Because defendant has not provided any legal basis for his request for discovery, the Court denies this motion. Defendant relies on Rule 16(a)(1)(E)(i), which provides that, upon a defendant's request, the Government must produce an item if it "is material to preparing the defense." See Fed. R. Crim. P. 16(a)(1)(E)(i). The requested items cannot be material to the preparation of defendant's defense, however, because defendant has already been convicted at trial and sentenced (and his direct appeal has been exhausted). Thus, the cited rule does not apply here. See United States v. Neal, 611 U.S. 399, 401 (7th Cir. 2010) (Rule 16 did not authorize discovery after conviction); United States v. Mikaelian, 168 F.3d 380, 389 (9th Cir. 1999) (affirming denial of discovery under Rule 16 on basis that items were not material to preparation of defense after defendant had pleaded guilty); Hawkes v. IRS, 467 F.2d 787, 792 (6th Cir. 1972) (discovery process to help a defendant prepare for trial is unavailable after conviction and sentencing); Farnell v. Solicitor-General of United States, 429 F.2d 1318, 1318 (5th Cir. 1970) (affirming ruling that a motion for discovery under Rule 16 was unavailable after conviction); United States v. Kessler, 253 F.2d 290, 292 (2d Cir. 1958) (motion for discovery after having been found guilty was too late).
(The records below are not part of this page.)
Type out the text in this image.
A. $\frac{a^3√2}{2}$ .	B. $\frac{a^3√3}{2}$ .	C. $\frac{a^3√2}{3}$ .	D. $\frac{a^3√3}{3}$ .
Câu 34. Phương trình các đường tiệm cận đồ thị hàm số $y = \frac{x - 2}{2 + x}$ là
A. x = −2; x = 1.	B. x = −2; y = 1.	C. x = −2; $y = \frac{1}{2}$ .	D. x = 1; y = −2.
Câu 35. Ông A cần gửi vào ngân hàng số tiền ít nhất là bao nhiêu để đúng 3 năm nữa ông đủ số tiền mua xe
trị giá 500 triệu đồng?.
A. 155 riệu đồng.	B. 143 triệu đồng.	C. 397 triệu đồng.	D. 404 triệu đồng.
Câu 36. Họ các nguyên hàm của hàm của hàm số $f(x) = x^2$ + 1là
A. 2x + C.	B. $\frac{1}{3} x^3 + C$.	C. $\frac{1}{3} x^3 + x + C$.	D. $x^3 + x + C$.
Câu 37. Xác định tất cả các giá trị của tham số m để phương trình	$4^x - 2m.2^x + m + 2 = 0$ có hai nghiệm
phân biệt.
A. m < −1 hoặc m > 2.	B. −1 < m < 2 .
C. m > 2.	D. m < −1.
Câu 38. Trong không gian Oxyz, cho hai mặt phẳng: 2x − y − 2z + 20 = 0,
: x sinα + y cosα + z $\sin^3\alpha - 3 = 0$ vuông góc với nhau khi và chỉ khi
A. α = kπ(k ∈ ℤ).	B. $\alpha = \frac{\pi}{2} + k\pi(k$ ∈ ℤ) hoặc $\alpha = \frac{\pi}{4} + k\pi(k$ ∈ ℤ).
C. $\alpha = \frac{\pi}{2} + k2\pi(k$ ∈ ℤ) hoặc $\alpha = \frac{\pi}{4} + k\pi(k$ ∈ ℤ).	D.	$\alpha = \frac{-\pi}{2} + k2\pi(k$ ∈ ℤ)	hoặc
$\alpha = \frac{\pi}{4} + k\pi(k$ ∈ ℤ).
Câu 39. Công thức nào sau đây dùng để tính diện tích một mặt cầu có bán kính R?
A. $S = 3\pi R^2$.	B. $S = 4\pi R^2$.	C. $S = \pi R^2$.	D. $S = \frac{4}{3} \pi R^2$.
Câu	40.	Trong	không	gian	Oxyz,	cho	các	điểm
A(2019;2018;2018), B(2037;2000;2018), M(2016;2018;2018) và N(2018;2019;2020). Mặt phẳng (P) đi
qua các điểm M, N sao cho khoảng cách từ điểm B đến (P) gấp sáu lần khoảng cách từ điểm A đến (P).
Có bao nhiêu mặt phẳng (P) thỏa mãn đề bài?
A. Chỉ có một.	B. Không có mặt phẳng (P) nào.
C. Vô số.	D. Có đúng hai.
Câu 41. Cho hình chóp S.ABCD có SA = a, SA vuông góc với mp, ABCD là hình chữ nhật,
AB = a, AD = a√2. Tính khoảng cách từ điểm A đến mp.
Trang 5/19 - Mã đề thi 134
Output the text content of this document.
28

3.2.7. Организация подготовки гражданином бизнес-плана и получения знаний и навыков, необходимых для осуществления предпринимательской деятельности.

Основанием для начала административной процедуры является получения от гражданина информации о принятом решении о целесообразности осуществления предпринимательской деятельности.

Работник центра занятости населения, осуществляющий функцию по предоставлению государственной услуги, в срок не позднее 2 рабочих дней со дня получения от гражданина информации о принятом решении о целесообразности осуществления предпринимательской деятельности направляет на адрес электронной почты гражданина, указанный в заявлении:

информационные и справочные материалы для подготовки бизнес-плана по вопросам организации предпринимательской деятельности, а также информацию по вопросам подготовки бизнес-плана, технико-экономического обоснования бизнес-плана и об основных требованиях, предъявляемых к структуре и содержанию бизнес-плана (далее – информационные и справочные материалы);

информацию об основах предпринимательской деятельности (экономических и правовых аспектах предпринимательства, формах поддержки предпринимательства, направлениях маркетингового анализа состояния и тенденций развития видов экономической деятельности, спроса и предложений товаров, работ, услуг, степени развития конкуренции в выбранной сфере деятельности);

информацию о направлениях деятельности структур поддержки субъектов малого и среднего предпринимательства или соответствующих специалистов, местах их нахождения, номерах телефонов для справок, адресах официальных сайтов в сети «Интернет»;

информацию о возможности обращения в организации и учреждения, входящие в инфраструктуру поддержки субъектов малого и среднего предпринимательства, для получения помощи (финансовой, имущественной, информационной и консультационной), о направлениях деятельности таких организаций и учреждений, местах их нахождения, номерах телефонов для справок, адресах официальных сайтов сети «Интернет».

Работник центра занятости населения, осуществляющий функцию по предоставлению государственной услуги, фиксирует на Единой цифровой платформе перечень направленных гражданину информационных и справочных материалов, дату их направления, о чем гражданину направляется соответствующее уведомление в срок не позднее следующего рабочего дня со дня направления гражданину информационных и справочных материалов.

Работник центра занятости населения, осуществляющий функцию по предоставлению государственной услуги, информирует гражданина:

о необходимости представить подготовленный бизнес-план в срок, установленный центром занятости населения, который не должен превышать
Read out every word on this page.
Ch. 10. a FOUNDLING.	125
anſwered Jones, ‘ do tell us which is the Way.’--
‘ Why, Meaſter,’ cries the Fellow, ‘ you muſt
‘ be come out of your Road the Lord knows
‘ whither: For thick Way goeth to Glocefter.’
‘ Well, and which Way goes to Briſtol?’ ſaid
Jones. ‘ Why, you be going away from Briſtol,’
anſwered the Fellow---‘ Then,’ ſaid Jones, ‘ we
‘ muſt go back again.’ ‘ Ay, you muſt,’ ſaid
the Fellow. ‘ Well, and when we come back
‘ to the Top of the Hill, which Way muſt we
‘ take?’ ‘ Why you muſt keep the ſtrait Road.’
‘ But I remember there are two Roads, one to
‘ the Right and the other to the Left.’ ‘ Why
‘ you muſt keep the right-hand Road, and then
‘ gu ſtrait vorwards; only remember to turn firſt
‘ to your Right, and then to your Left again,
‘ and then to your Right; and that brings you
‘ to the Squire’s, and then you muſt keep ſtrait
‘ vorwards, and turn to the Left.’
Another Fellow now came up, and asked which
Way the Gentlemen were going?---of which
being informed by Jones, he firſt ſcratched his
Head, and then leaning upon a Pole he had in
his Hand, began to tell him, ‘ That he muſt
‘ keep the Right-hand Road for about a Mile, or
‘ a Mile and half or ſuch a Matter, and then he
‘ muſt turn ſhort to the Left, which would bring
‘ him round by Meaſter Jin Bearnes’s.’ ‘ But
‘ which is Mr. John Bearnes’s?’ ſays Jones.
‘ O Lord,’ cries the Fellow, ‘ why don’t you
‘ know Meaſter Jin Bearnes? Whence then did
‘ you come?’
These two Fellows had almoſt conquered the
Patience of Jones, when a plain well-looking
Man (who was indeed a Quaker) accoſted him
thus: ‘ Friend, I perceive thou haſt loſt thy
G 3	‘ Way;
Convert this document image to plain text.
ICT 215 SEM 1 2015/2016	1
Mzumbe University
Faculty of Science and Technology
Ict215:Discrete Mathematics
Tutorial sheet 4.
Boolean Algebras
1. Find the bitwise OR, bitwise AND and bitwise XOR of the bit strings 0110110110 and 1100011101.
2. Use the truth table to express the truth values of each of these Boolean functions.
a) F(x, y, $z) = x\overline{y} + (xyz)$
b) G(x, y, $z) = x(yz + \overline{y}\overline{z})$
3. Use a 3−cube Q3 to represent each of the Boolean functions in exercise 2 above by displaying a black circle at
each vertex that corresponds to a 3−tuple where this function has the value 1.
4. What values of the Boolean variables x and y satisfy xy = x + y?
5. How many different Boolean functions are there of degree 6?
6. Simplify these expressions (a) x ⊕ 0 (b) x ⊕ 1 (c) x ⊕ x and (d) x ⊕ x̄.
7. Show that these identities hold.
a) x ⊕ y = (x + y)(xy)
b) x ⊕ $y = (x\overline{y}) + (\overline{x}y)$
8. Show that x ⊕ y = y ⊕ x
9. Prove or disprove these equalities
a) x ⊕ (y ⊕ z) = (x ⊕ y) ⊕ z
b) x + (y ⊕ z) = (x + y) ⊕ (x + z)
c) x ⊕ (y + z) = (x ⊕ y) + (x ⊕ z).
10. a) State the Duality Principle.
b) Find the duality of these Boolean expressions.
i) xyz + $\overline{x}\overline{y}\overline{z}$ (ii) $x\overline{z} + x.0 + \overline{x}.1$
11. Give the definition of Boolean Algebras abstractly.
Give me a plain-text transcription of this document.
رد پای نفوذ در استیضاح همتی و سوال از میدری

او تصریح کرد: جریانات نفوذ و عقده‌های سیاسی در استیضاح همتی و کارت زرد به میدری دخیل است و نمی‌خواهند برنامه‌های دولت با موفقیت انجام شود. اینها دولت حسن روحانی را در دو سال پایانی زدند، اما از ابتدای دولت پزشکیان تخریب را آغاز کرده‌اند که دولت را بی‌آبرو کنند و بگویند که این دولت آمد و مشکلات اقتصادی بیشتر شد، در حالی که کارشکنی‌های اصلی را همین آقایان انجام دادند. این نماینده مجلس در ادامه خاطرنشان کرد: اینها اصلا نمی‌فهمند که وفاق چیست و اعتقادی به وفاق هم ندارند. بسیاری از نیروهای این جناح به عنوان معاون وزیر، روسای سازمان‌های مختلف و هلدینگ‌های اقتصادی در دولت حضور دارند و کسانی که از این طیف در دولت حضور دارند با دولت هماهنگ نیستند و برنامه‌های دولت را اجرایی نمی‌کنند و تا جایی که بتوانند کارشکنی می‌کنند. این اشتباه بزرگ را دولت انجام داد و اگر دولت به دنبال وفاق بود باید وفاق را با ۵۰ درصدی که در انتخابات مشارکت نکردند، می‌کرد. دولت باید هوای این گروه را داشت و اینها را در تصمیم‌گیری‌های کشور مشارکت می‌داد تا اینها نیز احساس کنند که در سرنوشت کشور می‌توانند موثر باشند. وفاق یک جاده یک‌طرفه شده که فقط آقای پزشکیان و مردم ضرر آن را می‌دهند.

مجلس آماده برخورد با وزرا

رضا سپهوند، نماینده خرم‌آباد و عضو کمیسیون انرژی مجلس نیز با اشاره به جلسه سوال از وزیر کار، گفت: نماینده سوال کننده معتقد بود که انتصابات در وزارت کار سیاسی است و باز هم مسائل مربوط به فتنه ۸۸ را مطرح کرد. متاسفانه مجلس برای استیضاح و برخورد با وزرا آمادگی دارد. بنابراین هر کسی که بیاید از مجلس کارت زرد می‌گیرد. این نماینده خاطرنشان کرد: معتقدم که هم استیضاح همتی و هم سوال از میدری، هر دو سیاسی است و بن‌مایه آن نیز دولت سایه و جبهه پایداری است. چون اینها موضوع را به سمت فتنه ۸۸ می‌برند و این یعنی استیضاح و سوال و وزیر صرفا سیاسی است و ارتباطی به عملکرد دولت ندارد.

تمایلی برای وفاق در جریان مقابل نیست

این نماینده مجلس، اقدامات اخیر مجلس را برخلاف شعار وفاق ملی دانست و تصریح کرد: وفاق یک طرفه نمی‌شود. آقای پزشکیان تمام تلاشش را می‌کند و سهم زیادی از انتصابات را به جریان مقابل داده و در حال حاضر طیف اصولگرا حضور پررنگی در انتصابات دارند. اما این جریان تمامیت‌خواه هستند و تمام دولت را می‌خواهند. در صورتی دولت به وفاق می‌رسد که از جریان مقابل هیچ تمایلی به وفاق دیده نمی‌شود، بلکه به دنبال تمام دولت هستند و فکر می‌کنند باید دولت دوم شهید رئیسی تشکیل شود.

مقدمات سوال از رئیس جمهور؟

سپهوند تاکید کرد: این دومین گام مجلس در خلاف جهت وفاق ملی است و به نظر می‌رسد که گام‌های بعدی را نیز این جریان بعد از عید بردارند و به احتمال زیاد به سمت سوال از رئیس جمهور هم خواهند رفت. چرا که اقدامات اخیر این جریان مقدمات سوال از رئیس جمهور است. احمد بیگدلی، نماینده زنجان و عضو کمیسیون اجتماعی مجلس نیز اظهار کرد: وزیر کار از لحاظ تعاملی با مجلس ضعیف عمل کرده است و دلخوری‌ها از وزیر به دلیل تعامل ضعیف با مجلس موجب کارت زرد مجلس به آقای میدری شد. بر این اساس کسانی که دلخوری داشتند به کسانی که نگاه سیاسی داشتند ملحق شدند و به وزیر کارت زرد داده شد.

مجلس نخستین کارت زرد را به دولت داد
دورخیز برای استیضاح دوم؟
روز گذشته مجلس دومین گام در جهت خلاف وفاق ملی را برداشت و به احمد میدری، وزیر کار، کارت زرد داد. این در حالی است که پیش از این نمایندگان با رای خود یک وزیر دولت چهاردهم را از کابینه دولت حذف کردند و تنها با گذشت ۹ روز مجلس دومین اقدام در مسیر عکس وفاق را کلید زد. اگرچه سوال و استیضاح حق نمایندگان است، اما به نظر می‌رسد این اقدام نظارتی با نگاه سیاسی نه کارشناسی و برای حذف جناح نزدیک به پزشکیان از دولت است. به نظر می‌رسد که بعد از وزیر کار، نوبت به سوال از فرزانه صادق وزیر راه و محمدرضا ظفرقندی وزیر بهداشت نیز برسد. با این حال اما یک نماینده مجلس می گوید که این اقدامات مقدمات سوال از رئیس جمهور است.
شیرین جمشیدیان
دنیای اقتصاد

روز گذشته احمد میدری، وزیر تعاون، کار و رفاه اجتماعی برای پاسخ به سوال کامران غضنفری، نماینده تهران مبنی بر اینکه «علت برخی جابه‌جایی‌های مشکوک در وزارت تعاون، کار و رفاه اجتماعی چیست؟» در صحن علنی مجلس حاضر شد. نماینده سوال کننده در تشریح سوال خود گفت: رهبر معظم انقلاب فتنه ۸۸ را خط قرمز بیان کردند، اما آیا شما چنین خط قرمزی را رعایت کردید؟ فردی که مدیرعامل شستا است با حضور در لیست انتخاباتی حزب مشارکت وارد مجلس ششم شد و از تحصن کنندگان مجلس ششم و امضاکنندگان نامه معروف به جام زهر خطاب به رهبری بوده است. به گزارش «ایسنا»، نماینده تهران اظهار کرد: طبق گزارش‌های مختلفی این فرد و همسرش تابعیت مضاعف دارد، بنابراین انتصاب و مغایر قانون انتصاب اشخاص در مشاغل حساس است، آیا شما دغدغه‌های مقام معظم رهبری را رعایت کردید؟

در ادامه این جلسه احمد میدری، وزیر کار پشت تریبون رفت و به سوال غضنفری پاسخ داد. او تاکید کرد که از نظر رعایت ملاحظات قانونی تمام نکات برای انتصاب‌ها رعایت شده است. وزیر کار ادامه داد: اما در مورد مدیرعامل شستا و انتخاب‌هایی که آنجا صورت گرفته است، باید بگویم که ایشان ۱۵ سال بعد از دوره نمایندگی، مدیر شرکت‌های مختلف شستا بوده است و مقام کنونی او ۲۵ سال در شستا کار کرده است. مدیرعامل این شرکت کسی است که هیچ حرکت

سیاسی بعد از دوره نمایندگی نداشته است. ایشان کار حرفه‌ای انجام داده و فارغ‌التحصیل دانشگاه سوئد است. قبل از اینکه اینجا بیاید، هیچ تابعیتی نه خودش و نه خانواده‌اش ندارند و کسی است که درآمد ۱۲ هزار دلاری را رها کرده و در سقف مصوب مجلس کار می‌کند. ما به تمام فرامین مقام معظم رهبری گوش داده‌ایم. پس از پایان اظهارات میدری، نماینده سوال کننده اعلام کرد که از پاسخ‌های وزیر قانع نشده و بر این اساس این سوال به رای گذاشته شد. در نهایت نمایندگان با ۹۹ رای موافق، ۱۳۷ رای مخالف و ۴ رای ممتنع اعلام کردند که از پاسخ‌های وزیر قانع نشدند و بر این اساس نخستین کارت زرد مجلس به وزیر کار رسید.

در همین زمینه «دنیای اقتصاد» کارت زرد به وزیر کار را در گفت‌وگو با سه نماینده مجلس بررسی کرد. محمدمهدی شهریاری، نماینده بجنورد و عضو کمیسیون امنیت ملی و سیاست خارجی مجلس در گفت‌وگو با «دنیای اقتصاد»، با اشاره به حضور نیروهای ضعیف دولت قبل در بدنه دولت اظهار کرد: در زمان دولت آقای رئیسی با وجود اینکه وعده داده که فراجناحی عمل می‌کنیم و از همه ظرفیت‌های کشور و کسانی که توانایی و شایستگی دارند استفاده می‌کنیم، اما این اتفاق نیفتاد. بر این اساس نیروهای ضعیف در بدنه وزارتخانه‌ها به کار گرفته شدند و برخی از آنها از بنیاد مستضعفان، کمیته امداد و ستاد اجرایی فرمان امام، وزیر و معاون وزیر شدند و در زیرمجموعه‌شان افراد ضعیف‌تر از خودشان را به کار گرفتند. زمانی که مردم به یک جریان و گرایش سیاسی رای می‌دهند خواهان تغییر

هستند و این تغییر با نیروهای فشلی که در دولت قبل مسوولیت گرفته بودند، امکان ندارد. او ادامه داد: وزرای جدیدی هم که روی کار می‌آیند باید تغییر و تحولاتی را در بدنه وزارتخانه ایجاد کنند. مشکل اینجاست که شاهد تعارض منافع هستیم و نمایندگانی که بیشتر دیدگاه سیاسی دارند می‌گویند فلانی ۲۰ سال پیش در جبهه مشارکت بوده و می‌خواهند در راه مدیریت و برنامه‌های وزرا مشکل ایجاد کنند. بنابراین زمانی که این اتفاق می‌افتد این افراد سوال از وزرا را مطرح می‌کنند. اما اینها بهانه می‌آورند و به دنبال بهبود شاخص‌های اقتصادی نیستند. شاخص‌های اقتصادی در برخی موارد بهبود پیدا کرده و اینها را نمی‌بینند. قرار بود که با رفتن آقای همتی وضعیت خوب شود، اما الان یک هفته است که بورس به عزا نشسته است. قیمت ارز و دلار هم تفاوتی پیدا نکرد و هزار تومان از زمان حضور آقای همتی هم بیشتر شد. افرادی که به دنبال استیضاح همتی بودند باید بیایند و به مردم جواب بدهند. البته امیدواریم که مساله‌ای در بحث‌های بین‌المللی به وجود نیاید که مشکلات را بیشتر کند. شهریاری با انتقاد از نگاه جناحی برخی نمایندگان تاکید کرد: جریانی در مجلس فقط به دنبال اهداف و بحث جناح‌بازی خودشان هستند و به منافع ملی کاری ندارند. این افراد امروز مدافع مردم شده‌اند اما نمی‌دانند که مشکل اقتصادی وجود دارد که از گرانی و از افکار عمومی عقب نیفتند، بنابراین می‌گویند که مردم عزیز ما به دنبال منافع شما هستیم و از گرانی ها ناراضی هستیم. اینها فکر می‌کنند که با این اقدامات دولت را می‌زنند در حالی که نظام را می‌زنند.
Defendant asserts in his motion that the documents are needed for the preparation of his petition for post-conviction relief pursuant to 28 U.S.C. § 2255. Rule 6 of the Rules Governing Section 2255 Proceedings does provide that a judge may authorize a petitioner's request for discovery, but defendant has not provided any authority that would permit a court to authorize discovery prior to the filing of a Section 2255 petition. Moreover, a request for discovery under Rule 6 must be supported by specific allegations giving "reason to believe that the petitioner may, if the facts are fully developed, be able to demonstrate that he is entitled to relief." See Bracy v. Gramley, 520 U.S. 899, 908-09 (1997) (quoting Harris v. Nelson, 394 U.S. 286, 300 (1969)); see also Curtis v. Chester, 626 F.3d 540, 549 (10th Cir. 2010) (Bracy standard applies to Section 2255 petitioner's request for discovery). Defendant has not explained how the requested documents would support any specific claim for relief under Section 2255; accordingly, even if defendant had already filed a Section 2255 petition, he would still not be entitled to the requested discovery under Rule 6. Because defendant has not provided any other legal basis for discovery from the Government at this time, the Court denies his motion.
IT IS THEREFORE ORDERED BY THE COURT THAT defendant Dwight Rhone's motion for discovery (Doc. # 1641) is denied.
IT IS SO ORDERED.
Dated this 2nd day of July, 2014, in Kansas City, Kansas.